But I had an incredible conversation with an American writer called Audra Mae. Something really spooky happened before. She was told by a psychic in LA that she would meet a girl, and she would be the only one that understood the girl there. And she believed that that girl was me.

GARCIA-NAVARRO: That's amazing.

CROOKES: It was crazy. And we spoke for two hours. She had me in tears. And it was when she got up and said, right, you have a song, I'm out of here, where I kind of freaked out, but then realized that I was in very safe hands. And because of that safety she'd built for me to speak how I wanted to speak, that was it.

(SOUNDBITE OF SONG, "POWER")

CROOKES: (Singing) Power, you can't take my power. You've got nothing on me.

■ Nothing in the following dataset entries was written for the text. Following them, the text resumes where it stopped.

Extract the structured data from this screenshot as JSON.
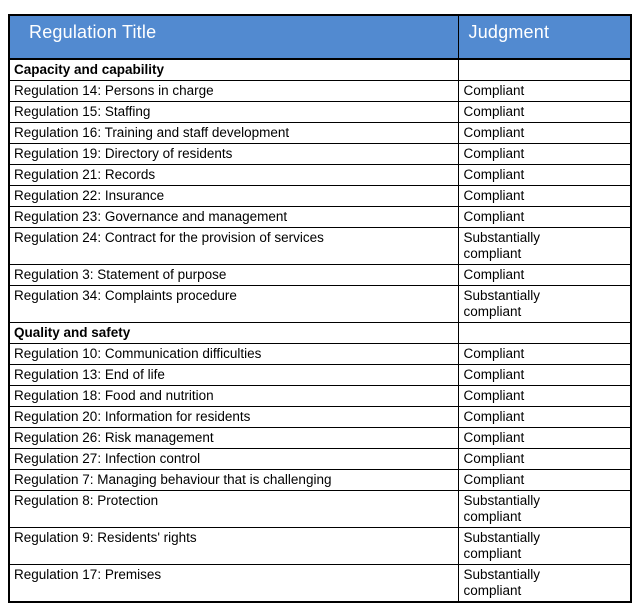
{
  "table": {
    "headers": [
      "Regulation Title",
      "Judgment"
    ],
    "sections": [
      {
        "title": "Capacity and capability",
        "rows": [
          {
            "title": "Regulation 14: Persons in charge",
            "judgment": "Compliant"
          },
          {
            "title": "Regulation 15: Staffing",
            "judgment": "Compliant"
          },
          {
            "title": "Regulation 16: Training and staff development",
            "judgment": "Compliant"
          },
          {
            "title": "Regulation 19: Directory of residents",
            "judgment": "Compliant"
          },
          {
            "title": "Regulation 21: Records",
            "judgment": "Compliant"
          },
          {
            "title": "Regulation 22: Insurance",
            "judgment": "Compliant"
          },
          {
            "title": "Regulation 23: Governance and management",
            "judgment": "Compliant"
          },
          {
            "title": "Regulation 24: Contract for the provision of services",
            "judgment": "Substantially compliant"
          },
          {
            "title": "Regulation 3: Statement of purpose",
            "judgment": "Compliant"
          },
          {
            "title": "Regulation 34: Complaints procedure",
            "judgment": "Substantially compliant"
          }
        ]
      },
      {
        "title": "Quality and safety",
        "rows": [
          {
            "title": "Regulation 10: Communication difficulties",
            "judgment": "Compliant"
          },
          {
            "title": "Regulation 13: End of life",
            "judgment": "Compliant"
          },
          {
            "title": "Regulation 18: Food and nutrition",
            "judgment": "Compliant"
          },
          {
            "title": "Regulation 20: Information for residents",
            "judgment": "Compliant"
          },
          {
            "title": "Regulation 26: Risk management",
            "judgment": "Compliant"
          },
          {
            "title": "Regulation 27: Infection control",
            "judgment": "Compliant"
          },
          {
            "title": "Regulation 7: Managing behaviour that is challenging",
            "judgment": "Compliant"
          },
          {
            "title": "Regulation 8: Protection",
            "judgment": "Substantially compliant"
          },
          {
            "title": "Regulation 9: Residents' rights",
            "judgment": "Substantially compliant"
          },
          {
            "title": "Regulation 17: Premises",
            "judgment": "Substantially compliant"
          }
        ]
      }
    ]
  },
  "colors": {
    "header_bg": "#528ad0",
    "header_text": "#ffffff",
    "border": "#000000"
  }
}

GARCIA-NAVARRO: Do you imagine who this album might be for, I mean, when you're making something like this? Because to me, what's so interesting about your music is that it has this universality - right? - but it's also very specific. And I think that it gives it a real authenticity because of that.

CROOKES: Yeah. I think that the beauty about art in general is that you kind of have no control after it's out. And I'm very accepting of the fact that it's like that, because as a consumer of music myself, I love the fact that I can pick up bodies of work and feel like the song was written for me, tailored for me, when it was actually completely tailored to someone else's life. And then what that person looks like doesn't really matter to me. And if there is a connection, there is. And if there isn't, that's absolutely fine, as well.

GARCIA-NAVARRO: Joy Crookes's new album is called "Skin," and it is out now. Thank you very much.

CROOKES: Thank you so much, Lulu. Thank you for having me on the show.

(SOUNDBITE OF SONG, "TO LOSE SOMEONE")

CROOKES: (Singing) To love someone is to lose someone.